FISHING SMALL FLIES - ALASKA STYLE

SUNDAY AFTERNOON.

By now we’ve pretty much established that you can catch one Arctic Char after another by fishing an orange Wonder fly on the surface or swinging a similar fly pattern below the surface, so today Jon and I are heading to the Moose Hole to attempt to catch rising char on size 16 Irresistibles with white calf tail wings. As it turns out, there is a sparse hatch of a white moth-like insect and the char do rise to the hatch.

The Moose Hole is a perfect place to fish the hatch. It’s a long, glassy pool full of char.  Now and then you’ll see one of them rise and take one of the “moths” from the surface. The trick is to cast your Irresistible across and upstream to attain a drag-free drift. If you are persistent a char will eventually rise to the fly and take it. And for reasons I can’t explain that is an absolute hoot. Here we are in the land of large, gaudy pink flies fished to silver or king salmon and other concoctions called Flesh flies and egg patterns and we are catching 20-inch plus Arctic char on “tiny” size 16 dry flies that come close to matching the hatch.

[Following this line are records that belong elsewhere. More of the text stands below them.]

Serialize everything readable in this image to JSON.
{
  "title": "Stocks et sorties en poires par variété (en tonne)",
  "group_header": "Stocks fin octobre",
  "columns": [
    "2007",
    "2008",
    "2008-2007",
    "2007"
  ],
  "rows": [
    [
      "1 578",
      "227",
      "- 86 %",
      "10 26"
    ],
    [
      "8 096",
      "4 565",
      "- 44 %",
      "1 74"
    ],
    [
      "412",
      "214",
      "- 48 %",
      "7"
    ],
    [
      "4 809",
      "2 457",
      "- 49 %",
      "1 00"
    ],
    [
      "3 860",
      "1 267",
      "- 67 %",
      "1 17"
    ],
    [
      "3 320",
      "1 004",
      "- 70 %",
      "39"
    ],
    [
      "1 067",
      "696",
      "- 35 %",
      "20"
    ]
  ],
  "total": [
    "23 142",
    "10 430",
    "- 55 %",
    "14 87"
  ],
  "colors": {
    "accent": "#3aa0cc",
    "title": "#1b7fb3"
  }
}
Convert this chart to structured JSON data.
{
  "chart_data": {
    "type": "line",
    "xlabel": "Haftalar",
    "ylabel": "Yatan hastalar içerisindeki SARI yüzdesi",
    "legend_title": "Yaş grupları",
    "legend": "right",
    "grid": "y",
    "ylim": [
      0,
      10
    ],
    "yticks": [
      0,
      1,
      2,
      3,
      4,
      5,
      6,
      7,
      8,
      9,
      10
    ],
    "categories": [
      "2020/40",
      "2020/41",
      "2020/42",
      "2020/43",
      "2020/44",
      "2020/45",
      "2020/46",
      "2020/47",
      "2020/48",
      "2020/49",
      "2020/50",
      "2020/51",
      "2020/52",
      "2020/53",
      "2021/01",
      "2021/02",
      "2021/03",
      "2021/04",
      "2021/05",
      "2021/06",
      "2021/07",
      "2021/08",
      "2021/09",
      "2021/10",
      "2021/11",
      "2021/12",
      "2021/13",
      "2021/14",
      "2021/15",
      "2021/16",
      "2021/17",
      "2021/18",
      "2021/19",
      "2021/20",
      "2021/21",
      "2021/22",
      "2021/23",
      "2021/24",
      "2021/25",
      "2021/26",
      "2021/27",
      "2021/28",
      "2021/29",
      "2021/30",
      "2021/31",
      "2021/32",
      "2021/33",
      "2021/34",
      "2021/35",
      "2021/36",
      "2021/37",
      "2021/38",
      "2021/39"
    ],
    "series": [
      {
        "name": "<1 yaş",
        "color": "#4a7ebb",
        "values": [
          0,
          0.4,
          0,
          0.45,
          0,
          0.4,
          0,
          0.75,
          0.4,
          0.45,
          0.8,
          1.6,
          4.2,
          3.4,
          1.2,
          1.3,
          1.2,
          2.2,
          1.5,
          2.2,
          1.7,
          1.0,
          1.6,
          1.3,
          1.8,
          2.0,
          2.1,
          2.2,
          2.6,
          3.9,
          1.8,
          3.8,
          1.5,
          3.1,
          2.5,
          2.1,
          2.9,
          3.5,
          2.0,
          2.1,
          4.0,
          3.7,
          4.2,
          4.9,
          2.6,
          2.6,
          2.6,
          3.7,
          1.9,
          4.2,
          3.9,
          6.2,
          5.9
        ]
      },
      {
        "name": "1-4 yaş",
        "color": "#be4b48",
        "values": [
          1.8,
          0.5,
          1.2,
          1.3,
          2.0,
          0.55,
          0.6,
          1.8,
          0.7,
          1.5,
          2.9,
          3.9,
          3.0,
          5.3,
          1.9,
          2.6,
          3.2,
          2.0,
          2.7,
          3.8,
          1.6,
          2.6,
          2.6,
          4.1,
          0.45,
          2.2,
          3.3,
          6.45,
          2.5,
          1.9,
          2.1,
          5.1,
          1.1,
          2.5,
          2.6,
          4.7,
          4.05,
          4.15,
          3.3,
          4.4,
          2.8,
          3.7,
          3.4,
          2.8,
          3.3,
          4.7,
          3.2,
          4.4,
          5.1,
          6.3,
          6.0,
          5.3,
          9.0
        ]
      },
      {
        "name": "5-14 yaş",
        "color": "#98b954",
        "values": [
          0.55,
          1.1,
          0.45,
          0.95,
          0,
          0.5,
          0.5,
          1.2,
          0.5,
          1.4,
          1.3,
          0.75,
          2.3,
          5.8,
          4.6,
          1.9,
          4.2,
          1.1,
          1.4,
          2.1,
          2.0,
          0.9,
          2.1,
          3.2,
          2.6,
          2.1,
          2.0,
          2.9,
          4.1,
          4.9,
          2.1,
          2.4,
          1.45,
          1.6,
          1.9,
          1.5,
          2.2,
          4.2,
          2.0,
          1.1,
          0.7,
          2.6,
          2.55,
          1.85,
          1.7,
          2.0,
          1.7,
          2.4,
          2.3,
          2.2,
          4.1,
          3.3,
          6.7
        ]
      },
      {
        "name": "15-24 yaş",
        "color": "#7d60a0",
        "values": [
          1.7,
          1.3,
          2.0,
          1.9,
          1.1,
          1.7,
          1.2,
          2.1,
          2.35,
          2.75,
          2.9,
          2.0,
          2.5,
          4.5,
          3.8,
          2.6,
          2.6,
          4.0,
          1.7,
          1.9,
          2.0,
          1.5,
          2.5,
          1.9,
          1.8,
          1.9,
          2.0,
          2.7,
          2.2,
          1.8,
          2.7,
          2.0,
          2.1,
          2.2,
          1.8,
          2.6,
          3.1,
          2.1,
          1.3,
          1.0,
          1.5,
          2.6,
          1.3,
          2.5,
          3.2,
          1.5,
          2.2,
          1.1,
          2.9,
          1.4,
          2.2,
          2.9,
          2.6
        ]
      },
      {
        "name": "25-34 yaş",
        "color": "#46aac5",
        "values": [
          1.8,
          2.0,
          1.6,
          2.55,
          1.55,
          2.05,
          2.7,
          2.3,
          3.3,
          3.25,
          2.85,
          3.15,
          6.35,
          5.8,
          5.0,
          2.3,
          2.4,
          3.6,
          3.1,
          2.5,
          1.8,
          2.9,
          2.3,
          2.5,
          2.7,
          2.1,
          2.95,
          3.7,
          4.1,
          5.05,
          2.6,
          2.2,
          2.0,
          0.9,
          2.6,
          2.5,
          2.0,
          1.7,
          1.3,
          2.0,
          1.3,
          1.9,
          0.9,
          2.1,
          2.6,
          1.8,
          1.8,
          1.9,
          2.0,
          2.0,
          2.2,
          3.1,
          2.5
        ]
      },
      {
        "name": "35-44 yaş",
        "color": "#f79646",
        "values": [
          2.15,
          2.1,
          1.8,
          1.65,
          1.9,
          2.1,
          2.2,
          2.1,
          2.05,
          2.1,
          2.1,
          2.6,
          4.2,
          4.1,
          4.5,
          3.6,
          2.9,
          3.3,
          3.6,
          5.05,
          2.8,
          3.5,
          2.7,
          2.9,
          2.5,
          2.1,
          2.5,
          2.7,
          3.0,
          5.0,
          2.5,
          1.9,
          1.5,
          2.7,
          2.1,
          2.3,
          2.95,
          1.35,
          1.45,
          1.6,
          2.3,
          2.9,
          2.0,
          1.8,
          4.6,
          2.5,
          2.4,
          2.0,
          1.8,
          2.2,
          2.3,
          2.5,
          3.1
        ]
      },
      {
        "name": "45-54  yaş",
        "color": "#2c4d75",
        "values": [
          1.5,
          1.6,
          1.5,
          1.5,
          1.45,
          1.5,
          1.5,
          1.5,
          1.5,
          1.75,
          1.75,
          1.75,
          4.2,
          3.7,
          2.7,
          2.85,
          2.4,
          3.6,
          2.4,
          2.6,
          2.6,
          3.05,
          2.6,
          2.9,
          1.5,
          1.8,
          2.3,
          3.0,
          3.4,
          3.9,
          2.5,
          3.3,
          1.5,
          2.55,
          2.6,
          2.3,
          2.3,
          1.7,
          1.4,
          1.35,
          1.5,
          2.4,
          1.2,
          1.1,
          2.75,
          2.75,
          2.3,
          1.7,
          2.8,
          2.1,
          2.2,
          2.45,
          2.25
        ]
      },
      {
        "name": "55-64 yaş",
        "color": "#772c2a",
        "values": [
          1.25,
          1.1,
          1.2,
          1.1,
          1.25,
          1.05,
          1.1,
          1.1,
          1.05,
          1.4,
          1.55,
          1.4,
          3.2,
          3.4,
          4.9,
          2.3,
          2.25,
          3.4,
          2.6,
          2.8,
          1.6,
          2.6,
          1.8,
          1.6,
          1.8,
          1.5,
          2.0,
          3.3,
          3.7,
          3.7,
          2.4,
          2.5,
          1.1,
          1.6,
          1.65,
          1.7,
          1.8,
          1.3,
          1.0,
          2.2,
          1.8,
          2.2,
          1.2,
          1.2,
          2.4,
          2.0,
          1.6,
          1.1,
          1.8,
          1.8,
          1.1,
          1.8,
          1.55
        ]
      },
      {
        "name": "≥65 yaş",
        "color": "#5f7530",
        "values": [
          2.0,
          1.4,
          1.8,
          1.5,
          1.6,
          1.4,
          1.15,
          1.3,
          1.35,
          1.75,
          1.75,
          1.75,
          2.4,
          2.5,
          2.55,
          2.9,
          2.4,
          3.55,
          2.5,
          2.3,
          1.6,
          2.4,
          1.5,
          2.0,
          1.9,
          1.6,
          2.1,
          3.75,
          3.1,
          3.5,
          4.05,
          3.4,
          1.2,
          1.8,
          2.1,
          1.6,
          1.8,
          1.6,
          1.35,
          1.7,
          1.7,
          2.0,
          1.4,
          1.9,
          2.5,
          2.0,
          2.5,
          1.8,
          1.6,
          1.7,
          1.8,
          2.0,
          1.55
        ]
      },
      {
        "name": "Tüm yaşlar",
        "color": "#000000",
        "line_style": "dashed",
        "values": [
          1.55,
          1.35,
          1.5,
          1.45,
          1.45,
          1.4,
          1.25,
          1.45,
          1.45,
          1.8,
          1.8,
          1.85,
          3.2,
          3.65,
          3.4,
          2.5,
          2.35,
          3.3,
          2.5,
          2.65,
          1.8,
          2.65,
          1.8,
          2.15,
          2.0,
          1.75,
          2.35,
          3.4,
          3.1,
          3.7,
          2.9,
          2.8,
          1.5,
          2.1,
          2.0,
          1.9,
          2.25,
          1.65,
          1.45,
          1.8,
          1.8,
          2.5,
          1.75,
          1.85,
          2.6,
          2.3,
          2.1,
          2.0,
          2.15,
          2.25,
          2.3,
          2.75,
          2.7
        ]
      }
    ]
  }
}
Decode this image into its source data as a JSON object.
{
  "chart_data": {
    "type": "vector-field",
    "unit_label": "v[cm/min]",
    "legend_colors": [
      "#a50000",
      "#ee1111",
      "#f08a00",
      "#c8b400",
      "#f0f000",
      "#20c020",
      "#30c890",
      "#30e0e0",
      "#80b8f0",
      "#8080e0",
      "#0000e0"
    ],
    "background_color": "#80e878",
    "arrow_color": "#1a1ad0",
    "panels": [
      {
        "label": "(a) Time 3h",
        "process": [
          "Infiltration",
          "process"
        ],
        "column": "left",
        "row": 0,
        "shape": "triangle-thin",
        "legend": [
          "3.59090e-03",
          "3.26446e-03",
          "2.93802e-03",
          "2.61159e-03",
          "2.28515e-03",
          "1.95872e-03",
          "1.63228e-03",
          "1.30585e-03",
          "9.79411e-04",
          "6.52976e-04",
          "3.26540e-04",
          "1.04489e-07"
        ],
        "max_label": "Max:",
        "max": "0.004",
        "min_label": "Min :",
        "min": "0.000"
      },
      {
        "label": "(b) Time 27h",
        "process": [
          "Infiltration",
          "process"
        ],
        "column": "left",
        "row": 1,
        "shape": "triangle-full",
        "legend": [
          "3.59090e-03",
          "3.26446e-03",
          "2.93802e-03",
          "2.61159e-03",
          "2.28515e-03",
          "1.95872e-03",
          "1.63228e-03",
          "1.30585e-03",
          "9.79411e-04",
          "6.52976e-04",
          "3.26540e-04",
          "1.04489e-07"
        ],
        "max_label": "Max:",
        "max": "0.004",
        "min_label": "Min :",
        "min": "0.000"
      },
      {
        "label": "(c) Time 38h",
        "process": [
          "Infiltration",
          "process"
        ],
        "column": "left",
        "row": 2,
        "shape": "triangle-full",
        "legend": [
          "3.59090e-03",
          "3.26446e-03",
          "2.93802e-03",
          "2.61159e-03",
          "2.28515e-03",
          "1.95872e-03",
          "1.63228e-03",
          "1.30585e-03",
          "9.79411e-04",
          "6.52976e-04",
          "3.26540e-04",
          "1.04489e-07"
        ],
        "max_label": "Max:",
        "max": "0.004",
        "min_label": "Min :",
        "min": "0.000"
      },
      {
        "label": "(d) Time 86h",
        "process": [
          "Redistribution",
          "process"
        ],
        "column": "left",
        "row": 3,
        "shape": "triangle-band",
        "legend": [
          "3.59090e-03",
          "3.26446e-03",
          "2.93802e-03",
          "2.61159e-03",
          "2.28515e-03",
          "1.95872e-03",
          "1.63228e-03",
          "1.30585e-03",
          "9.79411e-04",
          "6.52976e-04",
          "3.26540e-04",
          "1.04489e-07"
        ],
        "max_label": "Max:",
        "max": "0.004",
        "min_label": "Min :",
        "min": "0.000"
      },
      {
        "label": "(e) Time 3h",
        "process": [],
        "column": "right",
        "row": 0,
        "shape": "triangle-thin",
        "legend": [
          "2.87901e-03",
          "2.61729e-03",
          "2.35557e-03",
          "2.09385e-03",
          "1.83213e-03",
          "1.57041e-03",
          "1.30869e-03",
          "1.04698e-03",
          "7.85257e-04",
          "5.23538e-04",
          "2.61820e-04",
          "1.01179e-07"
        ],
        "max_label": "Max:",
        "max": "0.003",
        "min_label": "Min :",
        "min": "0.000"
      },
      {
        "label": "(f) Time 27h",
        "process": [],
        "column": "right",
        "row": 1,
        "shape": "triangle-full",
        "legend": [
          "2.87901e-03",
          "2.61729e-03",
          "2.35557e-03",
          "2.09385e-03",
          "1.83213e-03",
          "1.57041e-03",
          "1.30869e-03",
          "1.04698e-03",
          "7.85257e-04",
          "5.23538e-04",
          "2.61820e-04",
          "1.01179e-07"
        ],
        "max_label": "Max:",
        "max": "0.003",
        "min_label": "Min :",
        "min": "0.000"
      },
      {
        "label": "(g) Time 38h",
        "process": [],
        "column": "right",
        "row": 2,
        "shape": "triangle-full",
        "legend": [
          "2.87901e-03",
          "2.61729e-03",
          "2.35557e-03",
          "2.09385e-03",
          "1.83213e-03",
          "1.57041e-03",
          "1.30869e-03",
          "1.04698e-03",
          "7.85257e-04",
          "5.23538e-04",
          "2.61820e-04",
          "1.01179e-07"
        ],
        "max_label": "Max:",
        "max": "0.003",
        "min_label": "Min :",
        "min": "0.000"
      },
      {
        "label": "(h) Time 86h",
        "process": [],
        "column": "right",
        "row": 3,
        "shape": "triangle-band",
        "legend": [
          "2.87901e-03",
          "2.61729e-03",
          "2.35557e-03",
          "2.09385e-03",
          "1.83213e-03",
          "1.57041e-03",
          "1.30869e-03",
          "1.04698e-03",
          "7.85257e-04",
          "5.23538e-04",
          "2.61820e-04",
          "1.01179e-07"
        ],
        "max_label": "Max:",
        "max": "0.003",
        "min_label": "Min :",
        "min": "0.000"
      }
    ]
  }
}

I tried to catch a sample of the “moth-like” insect to photograph and offer up as further evidence, but they proved elusive. You have to be here I guess. We can’t stop hooting and hollering every time we get a strike. I have to believe that this joy we’re experiencing catching char on a size 16 dry flies ultimately has to do with the incredible abundance of fish on this little creek. We feel absolutely comfortable making the fishing a little more difficult because we know we can catch all the fish we want using more traditional Alaska fly patterns. You have to wonder how often that happens anywhere else.